Leticia diz que ainda hoje “é natural que o skate masculino tenha muito mais apoio que o feminino”. Avisa que não vai parar até superar esse obstáculo.

Katie Ledecky (EUA)
Quando Katie entra na piscina, a dúvida não costuma ser se ela vai ganhar, mas o quão ampla será sua vitória. Ao garantir nos 800 metros livre o quinto ouro olímpico de sua carreira, no Rio-2016, ela chegou 11,38 segundos à frente da medalha de prata. Para a natação, é uma eternidade.

“Tempo o bastante para ficar entediado”, disse o New York Times à época. No pandêmico 2020, a nadadora de 24 anos intercalou treinos com uma graduação remota em psicologia em Stanford. Chega a Tóquio com favoritismo só ofuscado pela australiana Ariarne Titmus. Chega de tédio.

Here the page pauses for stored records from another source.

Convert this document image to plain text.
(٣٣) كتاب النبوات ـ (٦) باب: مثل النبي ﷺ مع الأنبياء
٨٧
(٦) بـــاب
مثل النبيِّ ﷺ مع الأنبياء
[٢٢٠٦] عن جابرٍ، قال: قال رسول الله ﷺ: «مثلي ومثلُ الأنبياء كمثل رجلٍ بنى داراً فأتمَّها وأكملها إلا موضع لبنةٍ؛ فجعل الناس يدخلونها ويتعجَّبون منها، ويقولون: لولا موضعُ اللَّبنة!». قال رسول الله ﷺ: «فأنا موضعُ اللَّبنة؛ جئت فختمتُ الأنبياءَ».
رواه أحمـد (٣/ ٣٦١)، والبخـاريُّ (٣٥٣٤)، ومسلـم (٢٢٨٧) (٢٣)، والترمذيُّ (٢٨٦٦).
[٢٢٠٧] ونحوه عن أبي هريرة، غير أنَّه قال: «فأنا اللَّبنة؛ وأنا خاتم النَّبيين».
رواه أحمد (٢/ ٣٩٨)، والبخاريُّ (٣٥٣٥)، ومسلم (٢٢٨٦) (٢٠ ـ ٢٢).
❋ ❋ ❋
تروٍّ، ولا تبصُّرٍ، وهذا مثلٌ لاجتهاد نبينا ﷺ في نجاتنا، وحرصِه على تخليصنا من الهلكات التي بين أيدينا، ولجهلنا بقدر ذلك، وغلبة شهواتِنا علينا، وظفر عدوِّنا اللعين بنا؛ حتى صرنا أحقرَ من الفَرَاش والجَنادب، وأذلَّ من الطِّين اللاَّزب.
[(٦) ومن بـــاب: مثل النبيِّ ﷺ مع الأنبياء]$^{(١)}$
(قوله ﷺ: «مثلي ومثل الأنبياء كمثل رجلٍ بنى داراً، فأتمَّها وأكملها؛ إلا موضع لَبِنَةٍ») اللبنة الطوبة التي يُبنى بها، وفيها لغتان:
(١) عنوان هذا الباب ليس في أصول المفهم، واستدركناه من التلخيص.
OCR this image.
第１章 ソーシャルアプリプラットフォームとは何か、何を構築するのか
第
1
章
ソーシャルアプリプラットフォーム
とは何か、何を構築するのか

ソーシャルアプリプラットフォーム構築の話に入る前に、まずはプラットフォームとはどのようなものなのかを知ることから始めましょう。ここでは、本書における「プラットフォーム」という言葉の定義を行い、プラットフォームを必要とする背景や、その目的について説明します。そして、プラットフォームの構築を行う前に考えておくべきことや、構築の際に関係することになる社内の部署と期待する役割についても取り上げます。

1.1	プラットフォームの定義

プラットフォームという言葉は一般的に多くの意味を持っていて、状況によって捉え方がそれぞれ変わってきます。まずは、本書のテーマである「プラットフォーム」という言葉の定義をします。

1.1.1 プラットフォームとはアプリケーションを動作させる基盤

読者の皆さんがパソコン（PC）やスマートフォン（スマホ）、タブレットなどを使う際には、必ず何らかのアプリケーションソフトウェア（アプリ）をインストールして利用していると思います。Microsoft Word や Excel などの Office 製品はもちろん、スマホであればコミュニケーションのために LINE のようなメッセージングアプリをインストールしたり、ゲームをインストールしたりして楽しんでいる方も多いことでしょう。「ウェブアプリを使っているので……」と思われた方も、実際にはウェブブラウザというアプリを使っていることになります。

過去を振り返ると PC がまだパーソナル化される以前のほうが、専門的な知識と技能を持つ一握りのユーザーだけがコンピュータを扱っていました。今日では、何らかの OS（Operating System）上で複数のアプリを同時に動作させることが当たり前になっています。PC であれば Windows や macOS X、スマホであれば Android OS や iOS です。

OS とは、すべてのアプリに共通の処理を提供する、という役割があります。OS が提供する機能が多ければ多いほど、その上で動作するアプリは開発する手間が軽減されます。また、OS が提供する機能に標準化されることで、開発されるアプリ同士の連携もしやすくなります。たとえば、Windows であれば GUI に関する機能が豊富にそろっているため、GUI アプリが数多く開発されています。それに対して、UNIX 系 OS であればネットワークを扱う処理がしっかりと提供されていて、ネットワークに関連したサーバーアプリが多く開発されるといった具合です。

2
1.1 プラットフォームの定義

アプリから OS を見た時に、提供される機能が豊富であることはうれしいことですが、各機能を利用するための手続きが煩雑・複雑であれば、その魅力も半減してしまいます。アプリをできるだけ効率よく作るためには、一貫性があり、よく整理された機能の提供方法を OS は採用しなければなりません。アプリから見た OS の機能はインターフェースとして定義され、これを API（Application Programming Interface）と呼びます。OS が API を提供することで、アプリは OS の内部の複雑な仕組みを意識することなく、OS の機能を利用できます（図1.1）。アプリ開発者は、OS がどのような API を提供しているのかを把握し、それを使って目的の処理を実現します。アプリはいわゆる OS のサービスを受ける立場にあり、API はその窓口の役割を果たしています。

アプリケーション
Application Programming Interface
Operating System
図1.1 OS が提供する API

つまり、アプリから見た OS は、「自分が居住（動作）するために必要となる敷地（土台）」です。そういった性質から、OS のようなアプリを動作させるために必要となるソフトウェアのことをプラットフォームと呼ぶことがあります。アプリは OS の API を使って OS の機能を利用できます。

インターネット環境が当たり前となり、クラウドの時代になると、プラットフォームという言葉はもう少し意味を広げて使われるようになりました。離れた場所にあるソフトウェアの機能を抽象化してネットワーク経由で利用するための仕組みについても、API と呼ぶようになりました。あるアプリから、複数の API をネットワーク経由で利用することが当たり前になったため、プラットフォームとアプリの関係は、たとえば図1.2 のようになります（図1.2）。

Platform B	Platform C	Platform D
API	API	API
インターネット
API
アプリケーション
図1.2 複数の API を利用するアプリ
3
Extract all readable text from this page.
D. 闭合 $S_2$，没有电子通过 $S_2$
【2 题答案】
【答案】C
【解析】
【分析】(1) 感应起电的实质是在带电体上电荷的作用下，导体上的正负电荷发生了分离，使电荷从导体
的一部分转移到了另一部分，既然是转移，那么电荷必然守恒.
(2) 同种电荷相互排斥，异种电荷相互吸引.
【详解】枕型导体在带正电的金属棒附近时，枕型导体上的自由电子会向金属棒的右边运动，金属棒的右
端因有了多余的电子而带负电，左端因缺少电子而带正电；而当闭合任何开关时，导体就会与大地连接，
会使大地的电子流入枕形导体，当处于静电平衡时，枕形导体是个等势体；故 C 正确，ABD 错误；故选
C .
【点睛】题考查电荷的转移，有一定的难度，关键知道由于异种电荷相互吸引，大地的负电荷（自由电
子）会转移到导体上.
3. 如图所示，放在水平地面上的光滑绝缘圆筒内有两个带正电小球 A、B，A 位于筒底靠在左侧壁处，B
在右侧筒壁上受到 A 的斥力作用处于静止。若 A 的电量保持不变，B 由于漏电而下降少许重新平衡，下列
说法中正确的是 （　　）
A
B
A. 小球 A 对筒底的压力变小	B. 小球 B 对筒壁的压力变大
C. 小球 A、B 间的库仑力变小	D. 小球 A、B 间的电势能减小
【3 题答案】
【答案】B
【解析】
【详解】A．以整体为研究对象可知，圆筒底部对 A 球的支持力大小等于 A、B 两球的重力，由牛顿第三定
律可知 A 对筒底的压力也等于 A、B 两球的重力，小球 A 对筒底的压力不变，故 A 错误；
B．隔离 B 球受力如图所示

Letesenbet Gidey (Etiópia)
“Eu realmente não gostava”, disse uma das maiores corredoras destas Olimpíadas quando, em 2015, aos 17 anos, explicou por que foi expulsa do colégio: recusava-se a correr nas aulas de educação física.

O diretor concordou em readmiti-la com a condição de que Letesenbet corresse pela escola em campeonatos. Como era apaixonada por estudar, topou. Tomou gosto e fôlego: hoje, a atleta de 23 anos detém simultaneamente os recordes mundiais dos 5.000 e dos 10 mil metros. O da distância mais longa ela quebrou em junho, dois dias após Sifan Hassan, holandesa de ascendência etíope, fazê-lo.

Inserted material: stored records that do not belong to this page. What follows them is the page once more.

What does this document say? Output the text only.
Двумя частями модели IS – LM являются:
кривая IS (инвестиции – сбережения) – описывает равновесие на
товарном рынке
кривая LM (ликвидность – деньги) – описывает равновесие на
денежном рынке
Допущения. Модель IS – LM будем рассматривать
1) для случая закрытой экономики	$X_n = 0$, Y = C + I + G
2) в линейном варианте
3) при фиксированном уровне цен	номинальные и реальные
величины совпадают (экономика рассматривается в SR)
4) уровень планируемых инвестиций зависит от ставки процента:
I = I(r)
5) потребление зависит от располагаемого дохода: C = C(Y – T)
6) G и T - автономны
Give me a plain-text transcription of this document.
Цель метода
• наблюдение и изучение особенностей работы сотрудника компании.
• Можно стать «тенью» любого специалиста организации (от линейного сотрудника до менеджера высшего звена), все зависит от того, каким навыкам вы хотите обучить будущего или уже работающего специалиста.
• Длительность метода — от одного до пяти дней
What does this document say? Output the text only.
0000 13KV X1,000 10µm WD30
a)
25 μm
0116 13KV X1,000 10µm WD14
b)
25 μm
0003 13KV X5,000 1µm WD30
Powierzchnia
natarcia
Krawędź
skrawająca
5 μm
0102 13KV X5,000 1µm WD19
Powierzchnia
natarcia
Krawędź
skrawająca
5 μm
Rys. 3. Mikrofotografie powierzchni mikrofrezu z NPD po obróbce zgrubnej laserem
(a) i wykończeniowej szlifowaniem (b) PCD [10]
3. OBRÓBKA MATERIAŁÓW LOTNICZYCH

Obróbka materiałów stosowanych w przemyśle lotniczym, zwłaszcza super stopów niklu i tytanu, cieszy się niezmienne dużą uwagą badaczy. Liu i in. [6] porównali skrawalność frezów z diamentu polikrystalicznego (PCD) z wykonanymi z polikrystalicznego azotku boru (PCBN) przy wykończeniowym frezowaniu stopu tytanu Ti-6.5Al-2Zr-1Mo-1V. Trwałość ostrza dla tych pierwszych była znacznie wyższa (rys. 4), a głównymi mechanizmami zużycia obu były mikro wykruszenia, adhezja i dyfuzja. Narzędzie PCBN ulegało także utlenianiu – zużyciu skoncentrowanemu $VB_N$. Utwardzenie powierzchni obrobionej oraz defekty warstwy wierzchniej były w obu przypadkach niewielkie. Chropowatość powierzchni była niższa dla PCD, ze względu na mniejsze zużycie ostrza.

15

E ela realmente não gostava de correr.

Ramla Ali (Grã-Bretanha)
A vida tentou nocautear Ramla, 31. Quando ela tinha por volta de um ano de idade, um irmão de 12 anos morreu enquanto brincava, atingido por um morteiro na guerra civil somali.

A família foi para o Quênia numa travessia marítima na qual parte dos passageiros morreu de fome e depois para Londres, onde foi criada. Boxeadora, modelo, autora e ativista pela igualdade racial, Ramla tem na mãe, que ficava horas em filas para conseguir comida para os filhos, sua maior inspiração.

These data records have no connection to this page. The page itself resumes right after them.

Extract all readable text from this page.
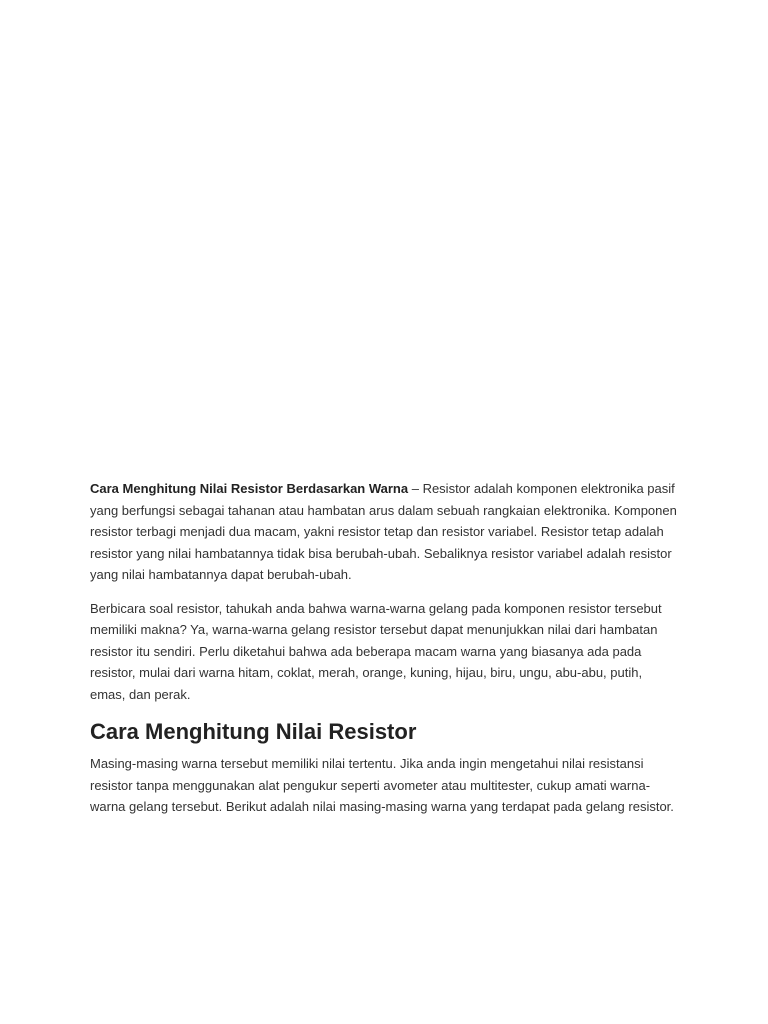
Cara Menghitung Nilai Resistor Berdasarkan Warna – Resistor adalah komponen elektronika pasif yang berfungsi sebagai tahanan atau hambatan arus dalam sebuah rangkaian elektronika. Komponen resistor terbagi menjadi dua macam, yakni resistor tetap dan resistor variabel. Resistor tetap adalah resistor yang nilai hambatannya tidak bisa berubah-ubah. Sebaliknya resistor variabel adalah resistor yang nilai hambatannya dapat berubah-ubah.

Berbicara soal resistor, tahukah anda bahwa warna-warna gelang pada komponen resistor tersebut memiliki makna? Ya, warna-warna gelang resistor tersebut dapat menunjukkan nilai dari hambatan resistor itu sendiri. Perlu diketahui bahwa ada beberapa macam warna yang biasanya ada pada resistor, mulai dari warna hitam, coklat, merah, orange, kuning, hijau, biru, ungu, abu-abu, putih, emas, dan perak.

Cara Menghitung Nilai Resistor

Masing-masing warna tersebut memiliki nilai tertentu. Jika anda ingin mengetahui nilai resistansi resistor tanpa menggunakan alat pengukur seperti avometer atau multitester, cukup amati warna-warna gelang tersebut. Berikut adalah nilai masing-masing warna yang terdapat pada gelang resistor.
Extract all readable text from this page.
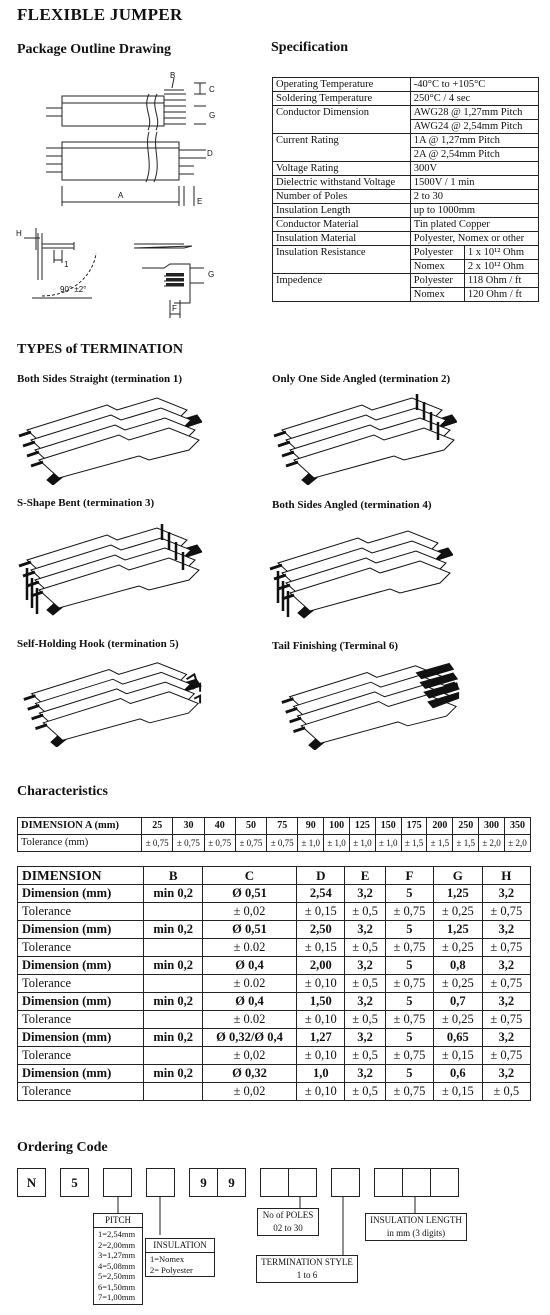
FLEXIBLE JUMPER
Package Outline Drawing	Specification
B
C
G
D
A
E
H
1
90° ±2°
G
F
Operating Temperature	-40°C to +105°C	
Soldering Temperature	250°C / 4 sec	
Conductor Dimension	AWG28 @ 1,27mm Pitch	
	AWG24 @ 2,54mm Pitch	
Current Rating	1A @ 1,27mm Pitch	
	2A @ 2,54mm Pitch	
Voltage Rating	300V	
Dielectric withstand Voltage	1500V / 1 min	
Number of Poles	2 to 30	
Insulation Length	up to 1000mm	
Conductor Material	Tin plated Copper	
Insulation Material	Polyester, Nomex or other	
Insulation Resistance	Polyester	1 x 10¹² Ohm
	Nomex	2 x 10¹² Ohm
Impedence	Polyester	118 Ohm / ft
	Nomex	120 Ohm / ft
TYPES of TERMINATION
Both Sides Straight (termination 1)	Only One Side Angled (termination 2)
S-Shape Bent (termination 3)	Both Sides Angled (termination 4)
Self-Holding Hook (termination 5)	Tail Finishing (Terminal 6)
Characteristics
DIMENSION A (mm)	25	30	40	50	75	90	100	125	150	175	200	250	300	350
Tolerance (mm)	± 0,75	± 0,75	± 0,75	± 0,75	± 0,75	± 1,0	± 1,0	± 1,0	± 1,0	± 1,5	± 1,5	± 1,5	± 2,0	± 2,0
DIMENSION	B	C	D	E	F	G	H
Dimension (mm)	min 0,2	Ø 0,51	2,54	3,2	5	1,25	3,2
Tolerance		± 0,02	± 0,15	± 0,5	± 0,75	± 0,25	± 0,75
Dimension (mm)	min 0,2	Ø 0,51	2,50	3,2	5	1,25	3,2
Tolerance		± 0.02	± 0,15	± 0,5	± 0,75	± 0,25	± 0,75
Dimension (mm)	min 0,2	Ø 0,4	2,00	3,2	5	0,8	3,2
Tolerance		± 0.02	± 0,10	± 0,5	± 0,75	± 0,25	± 0,75
Dimension (mm)	min 0,2	Ø 0,4	1,50	3,2	5	0,7	3,2
Tolerance		± 0.02	± 0,10	± 0,5	± 0,75	± 0,25	± 0,75
Dimension (mm)	min 0,2	Ø 0,32/Ø 0,4	1,27	3,2	5	0,65	3,2
Tolerance		± 0,02	± 0,10	± 0,5	± 0,75	± 0,15	± 0,75
Dimension (mm)	min 0,2	Ø 0,32	1,0	3,2	5	0,6	3,2
Tolerance		± 0,02	± 0,10	± 0,5	± 0,75	± 0,15	± 0,5
Ordering Code
N	5	9	9
PITCH
1=2,54mm
2=2,00mm
3=1,27mm
4=5,08mm
5=2,50mm
6=1,50mm
7=1,00mm
INSULATION
1=Nomex
2= Polyester
No of POLES
02 to 30
TERMINATION STYLE
1 to 6
INSULATION LENGTH
in mm (3 digits)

“Ela é uma lutadora melhor do que eu, isso com certeza”, disse num campo de refugiados da ONU. Em 2016, quando se tornou a primeira muçulmana a ganhar campeonatos nacionais na Inglaterra, chegou a esconder um tempo a carreira dos pais, que queriam vê-la advogada. A família é toda de guerreiros.

Em janeiro, tuitou fotos do irmão médico e das irmãs enfermeiras, todos na linha de frente contra a Covid.

Laurel Hubbard (Nova Zelândia)
Primeira transgênero em Olimpíadas, a halterofilista de 43 anos competia na categoria masculina até fazer a transição. O Comitê Olímpico exigiu que por 12 meses ela fizesse tratamento para abaixar os níveis de testosterona, para estreitar a vantagem do sexo biológico no qual nasceu sobre as concorrentes —uma delas, a belga Anna Van Bellinghen, definiu a inclusão de Hubbard nos Jogos como “uma piada ruim”.

Em 2017, a neozelandesa disse a uma rádio de seu país que não é seu papel tutelar ninguém sobre o que significa ser uma atleta trans. “Esperava que me apoiassem, mas não cabe a mim obrigá-los a fazê-lo.”

Silvana Lima (Brasil)
Duas vezes vice-campeã mundial, a surfista de 36 anos comemorou quando apareceu no "Jornal Nacional" em 2015, após fazer uma manobra chamada aéreo, uma espécie de voo sobre a água em que a prancha não encosta a água. Era preciso, dizia, mostrar a força do surfe feminino.

Voou longe, até o Japão, após lesões a tirarem do páreo algumas vezes. Com vaga garantida nas oitavas de final, a cearense que cresceu dividindo uma barraca de madeira na praia com a mãe e quatro irmãos tem uma meta: casar com a namorada levando a medalha de ouro no peito.